In Rust these questions are handled explicitly, it's not like in Java where all objects live in the same place with automatic garbage collection. That why you have various options for different ways of managing memory: Vec<&dyn T>, Vec<Box<dyn T>>, Vec<Rc<dyn T>>, Vec<*const dyn T>, etc.

I am not seriously proposing anything. Just for fun. :grinning:

In my understanding , Vec will allocate memory in heap and Vec itself will be stack allocated (roughly hold a pointer to the heap allocated memory). the heap allocated memory may be divided into 2 parts , the first part is used to store the fat pointer array , the second part is used to store the real objects.

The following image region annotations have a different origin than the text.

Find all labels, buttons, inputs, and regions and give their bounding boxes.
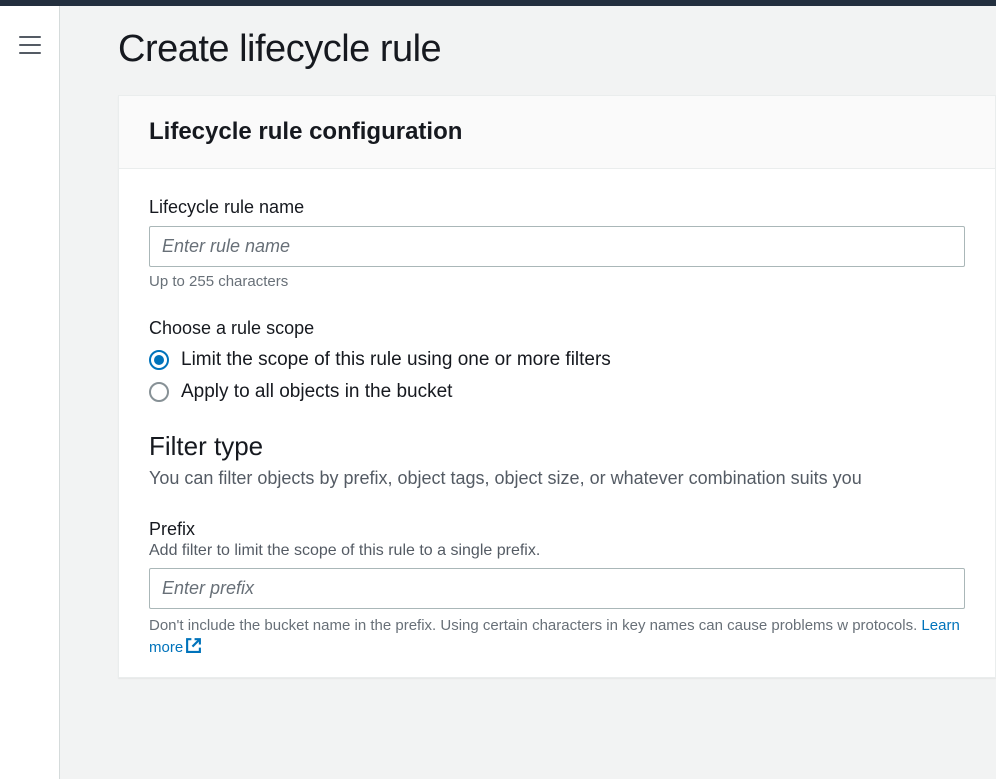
radio-icon[interactable] bbox=[149, 382, 169, 402]
menu-icon[interactable] bbox=[19, 36, 41, 54]
scope-option-label: Limit the scope of this rule using one o… bbox=[181, 349, 611, 371]
page-title: Create lifecycle rule bbox=[118, 28, 996, 71]
prefix-input[interactable] bbox=[149, 568, 965, 609]
scope-label: Choose a rule scope bbox=[149, 318, 965, 339]
prefix-label: Prefix bbox=[149, 519, 965, 540]
filter-type-section: Filter type You can filter objects by pr… bbox=[149, 431, 965, 491]
panel-header: Lifecycle rule configuration bbox=[119, 96, 995, 169]
lifecycle-config-panel: Lifecycle rule configuration Lifecycle r… bbox=[118, 95, 996, 678]
radio-icon[interactable] bbox=[149, 350, 169, 370]
rule-name-label: Lifecycle rule name bbox=[149, 197, 965, 218]
prefix-sublabel: Add filter to limit the scope of this ru… bbox=[149, 542, 965, 560]
filter-type-description: You can filter objects by prefix, object… bbox=[149, 466, 965, 491]
rule-name-constraint: Up to 255 characters bbox=[149, 273, 965, 290]
scope-option-all[interactable]: Apply to all objects in the bucket bbox=[149, 381, 965, 403]
scope-option-label: Apply to all objects in the bucket bbox=[181, 381, 452, 403]
rule-name-input[interactable] bbox=[149, 226, 965, 267]
panel-title: Lifecycle rule configuration bbox=[149, 118, 965, 146]
prefix-field-group: Prefix Add filter to limit the scope of … bbox=[149, 519, 965, 661]
filter-type-heading: Filter type bbox=[149, 431, 965, 462]
scope-field-group: Choose a rule scope Limit the scope of t… bbox=[149, 318, 965, 403]
external-link-icon bbox=[185, 637, 202, 661]
main-content: Create lifecycle rule Lifecycle rule con… bbox=[60, 6, 996, 779]
sidebar-collapsed bbox=[0, 6, 60, 779]
scope-option-limit[interactable]: Limit the scope of this rule using one o… bbox=[149, 349, 965, 371]
prefix-hint-text: Don't include the bucket name in the pre… bbox=[149, 617, 921, 634]
rule-name-field-group: Lifecycle rule name Up to 255 characters bbox=[149, 197, 965, 290]
prefix-hint: Don't include the bucket name in the pre… bbox=[149, 615, 965, 661]
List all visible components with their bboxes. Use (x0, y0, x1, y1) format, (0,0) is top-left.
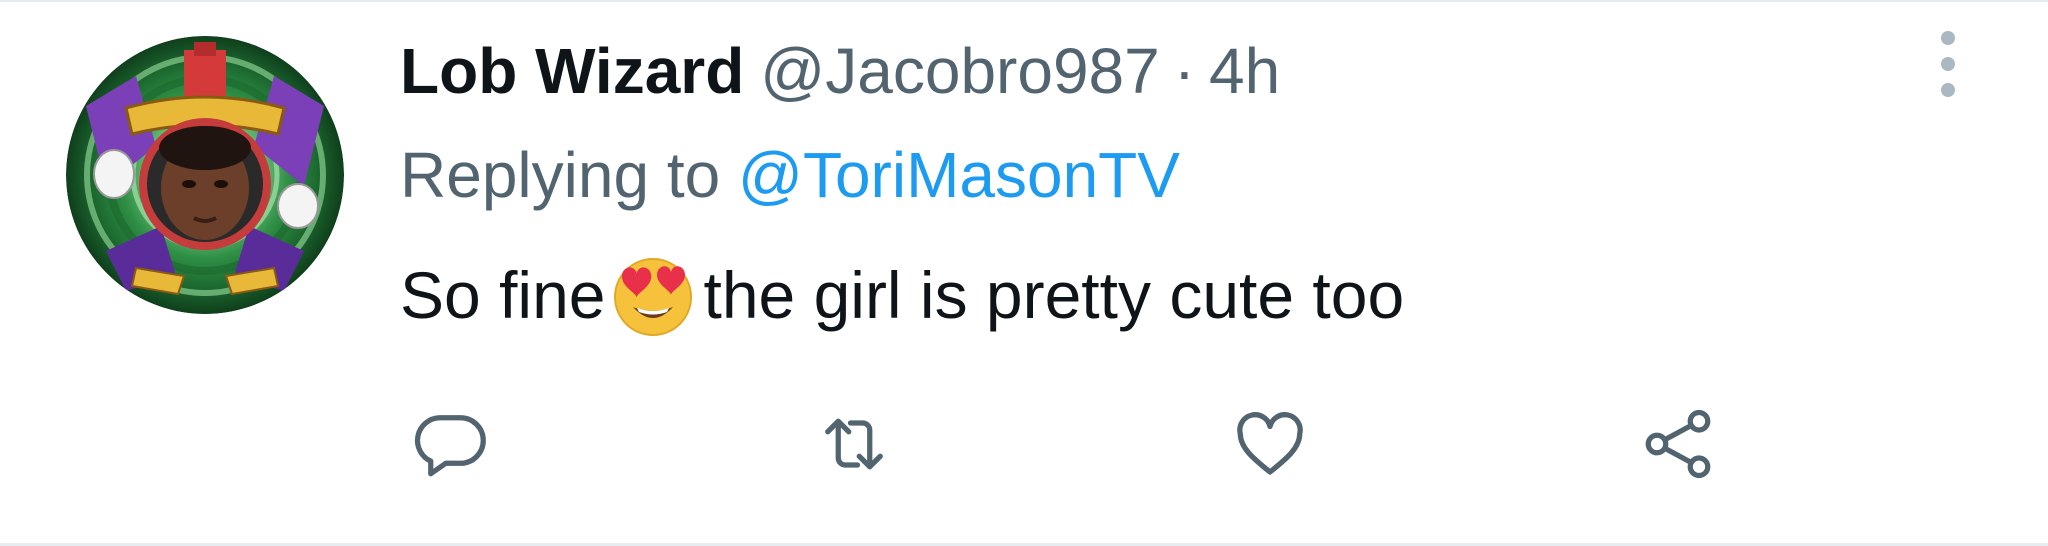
tweet-text: So fine the girl is pretty cute too (400, 248, 1404, 342)
display-name[interactable]: Lob Wizard (400, 26, 744, 116)
header-separator: · (1173, 35, 1196, 107)
more-options-button[interactable] (1920, 22, 1976, 106)
tweet-timestamp[interactable]: 4h (1209, 26, 1280, 116)
reply-to-handle-link[interactable]: @ToriMasonTV (738, 139, 1180, 211)
tweet-actions (0, 394, 2048, 494)
comment-icon (414, 415, 486, 477)
share-icon (1645, 409, 1711, 479)
more-vertical-icon (1941, 31, 1955, 97)
retweet-button[interactable] (804, 394, 904, 494)
tweet-text-part-1: So fine (400, 258, 606, 332)
share-button[interactable] (1628, 394, 1728, 494)
user-avatar[interactable] (66, 36, 344, 314)
retweet-icon (825, 418, 883, 470)
user-handle[interactable]: @Jacobro987 (760, 26, 1159, 116)
like-button[interactable] (1220, 394, 1320, 494)
heart-eyes-emoji-icon (614, 258, 693, 336)
avatar-image (66, 36, 344, 314)
tweet-card[interactable]: Lob Wizard @Jacobro987 · 4h Replying to … (0, 0, 2048, 546)
replying-to-label: Replying to (400, 139, 738, 211)
tweet-text-part-2: the girl is pretty cute too (703, 258, 1405, 332)
tweet-header: Lob Wizard @Jacobro987 · 4h (400, 26, 1280, 116)
heart-icon (1237, 412, 1303, 475)
reply-button[interactable] (400, 394, 500, 494)
replying-to-line: Replying to @ToriMasonTV (400, 130, 1180, 220)
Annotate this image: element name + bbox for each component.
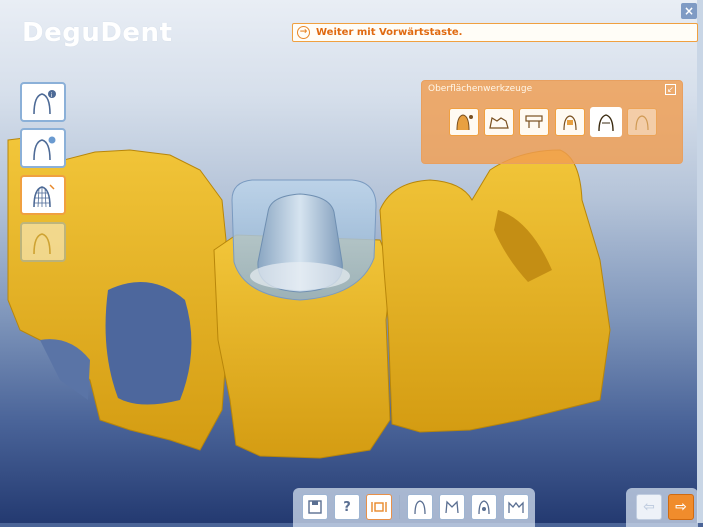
hint-bar: → Weiter mit Vorwärtstaste. [292,23,698,42]
toolbar-separator [399,495,400,519]
material-add-tool-button[interactable] [449,108,479,136]
tooth-info-icon: i [33,90,56,115]
arrow-left-icon: ⇦ [643,499,655,515]
hint-text: Weiter mit Vorwärtstaste. [316,27,463,38]
close-button[interactable]: × [681,3,697,19]
adapt-icon [563,115,577,131]
shape-icon [598,114,614,132]
shape-tool-button[interactable] [590,107,622,137]
arrow-right-icon: → [297,26,310,39]
brand-logo: DeguDent [22,18,173,48]
tooth-mesh-icon [33,184,55,208]
back-button[interactable]: ⇦ [636,494,662,520]
view-fit-button[interactable] [366,494,392,520]
help-button[interactable]: ? [334,494,360,520]
morph-tool-button[interactable] [627,108,657,136]
tooth-settings-button[interactable] [20,128,66,168]
tooth-mesh-button[interactable] [20,175,66,215]
cut-icon [525,115,543,128]
tooth-shape-icon [33,233,51,255]
tooth-view-icon [414,500,426,515]
view-buccal-button[interactable] [471,494,497,520]
tooth-settings-icon [33,136,56,161]
adapt-tool-button[interactable] [555,108,585,136]
scan-gap [105,282,192,405]
view-fit-icon [371,502,387,512]
tooth-info-button[interactable]: i [20,82,66,122]
arrow-right-icon: ⇨ [675,499,687,515]
smooth-icon [489,117,509,129]
smooth-tool-button[interactable] [484,108,514,136]
panel-minimize-button[interactable]: ↙ [665,84,676,95]
panel-title: Oberflächenwerkzeuge [428,84,533,94]
forward-button[interactable]: ⇨ [668,494,694,520]
view-mesial-button[interactable] [439,494,465,520]
jaw-view-icon [445,500,459,514]
full-jaw-icon [508,501,524,513]
tooth-shape-button[interactable] [20,222,66,262]
save-icon [308,500,322,514]
cut-tool-button[interactable] [519,108,549,136]
view-full-jaw-button[interactable] [503,494,529,520]
material-add-icon [456,114,473,131]
view-occlusal-button[interactable] [407,494,433,520]
save-button[interactable] [302,494,328,520]
morph-icon [635,115,649,131]
tooth-front-icon [478,500,490,515]
tooth-model-right [379,149,611,433]
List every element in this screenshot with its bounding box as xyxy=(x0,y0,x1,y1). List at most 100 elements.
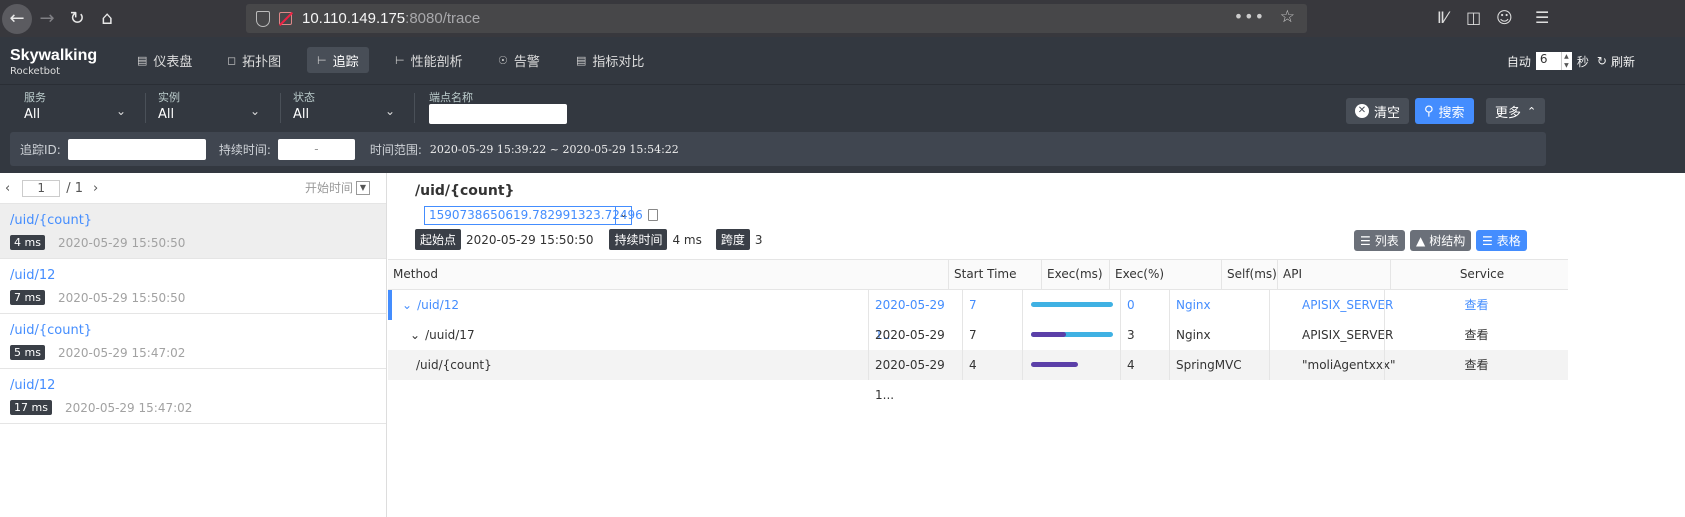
trace-item[interactable]: /uid/{count} 5 ms 2020-05-29 15:47:02 xyxy=(0,314,386,369)
self-ms-cell: 4 xyxy=(1120,350,1169,380)
method-cell: /uid/{count} xyxy=(416,358,492,372)
logo[interactable]: Skywalking Rocketbot xyxy=(10,48,97,78)
bar-chart-icon: ▤ xyxy=(137,53,148,67)
home-icon[interactable]: ⌂ xyxy=(92,4,122,34)
exec-bar-cell xyxy=(1022,350,1120,380)
service-cell: "moliAgentxxx" xyxy=(1269,350,1396,380)
sort-select[interactable]: 开始时间 ▼ xyxy=(305,179,370,196)
advanced-filter: 追踪ID: 持续时间: - 时间范围: 2020-05-29 15:39:22 … xyxy=(10,132,1546,166)
compare-icon: ▤ xyxy=(576,53,587,67)
trace-name: /uid/12 xyxy=(10,378,56,393)
interval-input[interactable]: 6 ▲ ▼ xyxy=(1535,52,1572,70)
duration-badge: 4 ms xyxy=(10,235,45,250)
logo-title: Skywalking xyxy=(10,47,98,64)
sidebar-icon[interactable]: ◫ xyxy=(1466,8,1481,27)
duration-value: 4 ms xyxy=(672,232,702,247)
auto-label[interactable]: 自动 xyxy=(1507,53,1531,70)
clear-label: 清空 xyxy=(1374,105,1401,121)
self-bar xyxy=(1031,332,1067,337)
more-button[interactable]: 更多 ⌃ xyxy=(1486,98,1546,124)
clear-button[interactable]: ✕ 清空 xyxy=(1346,98,1410,124)
duration-badge: 5 ms xyxy=(10,345,45,360)
menu-icon[interactable]: ☰ xyxy=(1535,8,1549,27)
start-time-cell: 2020-05-29 1... xyxy=(868,320,962,372)
table-view-label: 表格 xyxy=(1496,234,1521,248)
library-icon[interactable]: Ⅱ⁄ xyxy=(1437,8,1448,27)
reload-icon[interactable]: ↻ xyxy=(62,4,92,34)
url-host: 10.110.149.175 xyxy=(302,10,406,27)
time-range-value[interactable]: 2020-05-29 15:39:22 ~ 2020-05-29 15:54:2… xyxy=(430,143,679,156)
address-bar[interactable]: 10.110.149.175:8080/trace ••• ☆ xyxy=(246,4,1307,33)
exec-ms-cell: 4 xyxy=(962,350,1022,380)
refresh-button[interactable]: 刷新 xyxy=(1611,53,1635,70)
duration-separator: - xyxy=(314,141,319,156)
prev-page-icon[interactable]: ‹ xyxy=(5,181,10,196)
trace-item[interactable]: /uid/{count} 4 ms 2020-05-29 15:50:50 xyxy=(0,204,386,259)
page-actions-icon[interactable]: ••• xyxy=(1234,7,1265,26)
filter-bar: 服务 All ⌄ 实例 All ⌄ 状态 All ⌄ 端点名称 ✕ 清空 ⚲ 搜索 … xyxy=(0,84,1685,173)
trace-name: /uid/12 xyxy=(10,268,56,283)
duration-badge: 17 ms xyxy=(10,400,52,415)
span-row[interactable]: ⌄ /uuid/17 2020-05-29 1... 7 3 Nginx APIS… xyxy=(388,320,1568,372)
close-circle-icon: ✕ xyxy=(1355,104,1369,118)
duration-label: 持续时间: xyxy=(218,142,271,157)
status-select[interactable]: 状态 All ⌄ xyxy=(293,89,403,122)
list-view-button[interactable]: ☰ 列表 xyxy=(1354,230,1405,251)
url-path: :8080/trace xyxy=(405,10,481,27)
service-label: 服务 xyxy=(24,91,46,104)
trace-id-input[interactable] xyxy=(67,138,206,160)
chevron-down-icon[interactable]: ⌄ xyxy=(402,298,412,312)
nav-alarm[interactable]: ☉ 告警 xyxy=(488,47,550,73)
trace-id-value: 1590738650619.782991323.72496 xyxy=(429,208,643,222)
list-view-label: 列表 xyxy=(1374,234,1399,248)
column-self-ms: Self(ms) xyxy=(1221,260,1277,289)
instance-select[interactable]: 实例 All ⌄ xyxy=(158,89,268,122)
trace-name: /uid/{count} xyxy=(10,323,93,338)
method-name: /uuid/17 xyxy=(425,328,475,342)
duration-input[interactable]: - xyxy=(277,138,355,160)
exec-ms-cell: 7 xyxy=(962,320,1022,350)
nav-dashboard[interactable]: ▤ 仪表盘 xyxy=(127,47,202,73)
refresh-icon[interactable]: ↻ xyxy=(1597,54,1607,68)
table-view-button[interactable]: ☰ 表格 xyxy=(1476,230,1527,251)
more-label: 更多 xyxy=(1495,105,1522,121)
view-link[interactable]: 查看 xyxy=(1384,350,1568,380)
nav-label: 指标对比 xyxy=(592,54,645,70)
trace-item[interactable]: /uid/12 17 ms 2020-05-29 15:47:02 xyxy=(0,369,386,424)
view-link[interactable]: 查看 xyxy=(1384,320,1568,350)
trace-summary: 起始点 2020-05-29 15:50:50 持续时间 4 ms 跨度 3 xyxy=(415,229,763,250)
spin-arrows-icon[interactable]: ▲ ▼ xyxy=(1560,52,1571,70)
exec-bar-cell xyxy=(1022,290,1120,320)
page-input[interactable]: 1 xyxy=(22,179,61,197)
nav-compare[interactable]: ▤ 指标对比 xyxy=(566,47,654,73)
service-select[interactable]: 服务 All ⌄ xyxy=(24,89,134,122)
browser-toolbar: ← → ↻ ⌂ 10.110.149.175:8080/trace ••• ☆ … xyxy=(0,0,1685,37)
nav-topology[interactable]: ◻ 拓扑图 xyxy=(217,47,291,73)
nav-label: 仪表盘 xyxy=(153,54,193,70)
span-row[interactable]: ⌄ /uid/12 2020-05-29 1... 7 0 Nginx APISI… xyxy=(388,290,1568,342)
trace-name: /uid/{count} xyxy=(10,213,93,228)
chevron-down-icon: ▼ xyxy=(356,180,370,195)
copy-icon[interactable] xyxy=(648,209,658,221)
forward-arrow-icon[interactable]: → xyxy=(32,4,62,34)
nav-trace[interactable]: ⊢ 追踪 xyxy=(307,47,369,73)
endpoint-input[interactable] xyxy=(429,104,567,124)
insecure-lock-icon[interactable] xyxy=(279,12,292,25)
start-time-cell: 2020-05-29 1... xyxy=(868,350,962,402)
account-icon[interactable]: ☺ xyxy=(1496,8,1513,27)
self-ms-cell: 3 xyxy=(1120,320,1169,350)
view-link[interactable]: 查看 xyxy=(1384,290,1568,320)
column-exec-pct: Exec(%) xyxy=(1109,260,1221,289)
span-row[interactable]: /uid/{count} 2020-05-29 1... 4 4 SpringM… xyxy=(388,350,1568,402)
trace-id-select[interactable]: 1590738650619.782991323.72496 ⌄ xyxy=(424,206,643,225)
tree-view-button[interactable]: ▲ 树结构 xyxy=(1410,230,1472,251)
search-button[interactable]: ⚲ 搜索 xyxy=(1415,98,1474,124)
chevron-down-icon[interactable]: ⌄ xyxy=(410,328,420,342)
bookmark-star-icon[interactable]: ☆ xyxy=(1280,7,1295,27)
nav-profile[interactable]: ⊢ 性能剖析 xyxy=(385,47,473,73)
trace-item[interactable]: /uid/12 7 ms 2020-05-29 15:50:50 xyxy=(0,259,386,314)
endpoint-filter: 端点名称 xyxy=(429,89,473,105)
back-arrow-icon[interactable]: ← xyxy=(2,3,32,34)
next-page-icon[interactable]: › xyxy=(93,181,98,196)
trace-id-label: 追踪ID: xyxy=(20,142,61,157)
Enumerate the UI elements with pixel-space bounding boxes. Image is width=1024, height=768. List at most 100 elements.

remove(1) will remove the fat pointer and its associated object.

If you want it to remove the object from the heap, then the heap allocated memory has to be divided into more than 2 parts, because if the objects were consecutive in memory, then v.remove(1) would leave an empty hole.

If you want one heap allocated array of pointers, and multiple separate heap allocations for the objects, then Vec<Box<dyn T>> says precisely that very nicely. There is no real value in hiding the Box from the type, it's good to have Box there, so that we know we're allocating each element on the heap.

3 Likes

This topic was automatically closed 90 days after the last reply. We invite you to open a new topic if you have further questions or comments.